Pangkal keluhan nelayan, ialah penerapan PP No 85./2021dan No. 86/2021, dengan turunannya Keputusan Menteri Kelautan dan Perikanan No. 86/2021 dan No. 87/2021 tentang produktivitas kapal penangkap ikan.
Cen Sui Lan dan Alien Mus, masing-masing, anggota Fraksi Golkar di DPR turun merespon keluhan nelayan itu.
Sui Lan menilai, aturan tersebut sangat memberatkan nelayan dan pengusaha kapal ikan. Menurutnya, aturan itu seharusnya dibuat untuk meringankan beban masyarakat, bukan malah kebalikannya.
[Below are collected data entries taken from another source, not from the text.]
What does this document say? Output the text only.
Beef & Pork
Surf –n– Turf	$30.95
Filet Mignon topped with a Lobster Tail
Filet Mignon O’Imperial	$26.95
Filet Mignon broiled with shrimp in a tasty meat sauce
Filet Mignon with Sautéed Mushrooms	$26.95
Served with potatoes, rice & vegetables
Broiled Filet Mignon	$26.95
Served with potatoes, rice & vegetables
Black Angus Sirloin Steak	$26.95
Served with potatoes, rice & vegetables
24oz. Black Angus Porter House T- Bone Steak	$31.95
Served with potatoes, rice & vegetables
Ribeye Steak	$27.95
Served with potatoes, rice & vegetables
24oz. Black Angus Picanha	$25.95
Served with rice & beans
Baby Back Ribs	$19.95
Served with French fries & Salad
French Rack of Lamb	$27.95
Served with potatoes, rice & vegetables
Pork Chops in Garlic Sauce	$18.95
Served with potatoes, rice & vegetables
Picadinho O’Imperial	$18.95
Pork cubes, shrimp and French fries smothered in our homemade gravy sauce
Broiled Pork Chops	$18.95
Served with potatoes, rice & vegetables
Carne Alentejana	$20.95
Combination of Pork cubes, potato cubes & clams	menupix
Mengingat, kenaikan PNBP hingga 400 persen dari Kementerian KKP atas kapal ikan tangkap ini dipastikan akan berimbas pada ketidakmampuan pengusaha ikan di Kepri untuk melaut.
“Setelah menyerap aspirasi ini, akan kita tindaklanjuti ke komisi-komisi yang ada di DPR RI yang tentunya bermitra dengan kita,” ujar Cen Sui Lan belum lama ini.
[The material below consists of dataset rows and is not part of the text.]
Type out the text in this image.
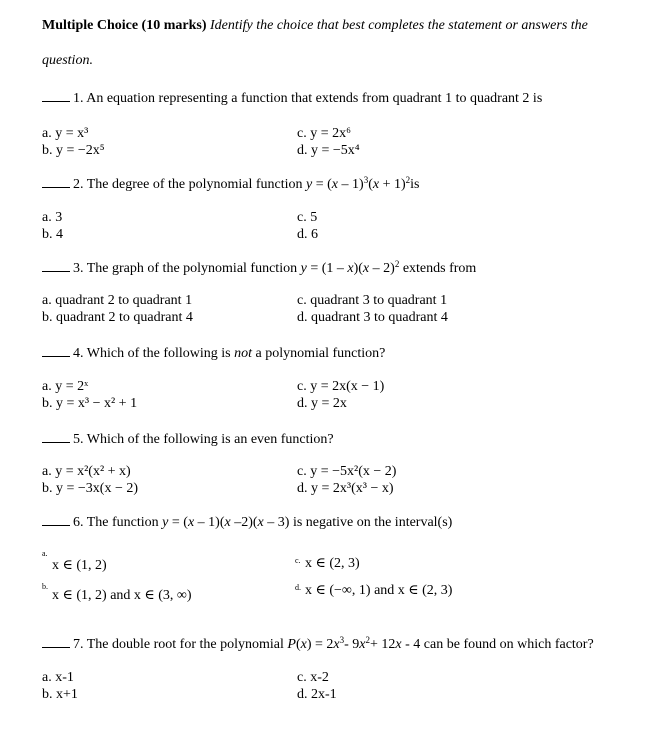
Multiple Choice (10 marks) Identify the choice that best completes the statement or answers the
question.
1. An equation representing a function that extends from quadrant 1 to quadrant 2 is
a. y = x³
b. y = −2x⁵
c. y = 2x⁶
d. y = −5x⁴
2. The degree of the polynomial function $y = (x - 1)^3(x + 1)^2is$
a. 3
b. 4
c. 5
d. 6
3. The graph of the polynomial function y = (1 – x)(x – 2)$^2$ extends from
a. quadrant 2 to quadrant 1
b. quadrant 2 to quadrant 4
c. quadrant 3 to quadrant 1
d. quadrant 3 to quadrant 4
4. Which of the following is not a polynomial function?
a. y = 2ˣ
b. y = x³ − x² + 1
c. y = 2x(x − 1)
d. y = 2x
5. Which of the following is an even function?
a. y = x²(x² + x)
b. y = −3x(x − 2)
c. y = −5x²(x − 2)
d. y = 2x³(x³ − x)
6. The function y = (x – 1)(x –2)(x – 3) is negative on the interval(s)
a.
x ∈ (1, 2)
b.
x ∈ (1, 2) and x ∈ (3, ∞)
c. x ∈ (2, 3)
d. x ∈ (−∞, 1) and x ∈ (2, 3)
7. The double root for the polynomial $P(x) = 2x^3-$ $9x^2+ 12x - 4$ can be found on which factor?
a. x-1
b. x+1
c. x-2
d. 2x-1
Cen menambahkan, DPR RI bersama Kementerian Kelautan dan Perikanan (KKP) bisa menggelar raker dan meminta agar adanya penundaan hingga pembatalan Kepmen No 86 dan 87 Tahun 2021 ini.
Cen ditemani Alien Mus, menyebut aspirasi nelayan itu menjadi perhatiannya. Apalagi keluhan merata terdengar di Batam, Karimun, Natuna, Bintan, Anambas dan Lingga.
Alien Mus, pada kesempatan itu, berjanji akan meneruskan aspirasi mereka ke Menteri Kelautan dan Perikanan.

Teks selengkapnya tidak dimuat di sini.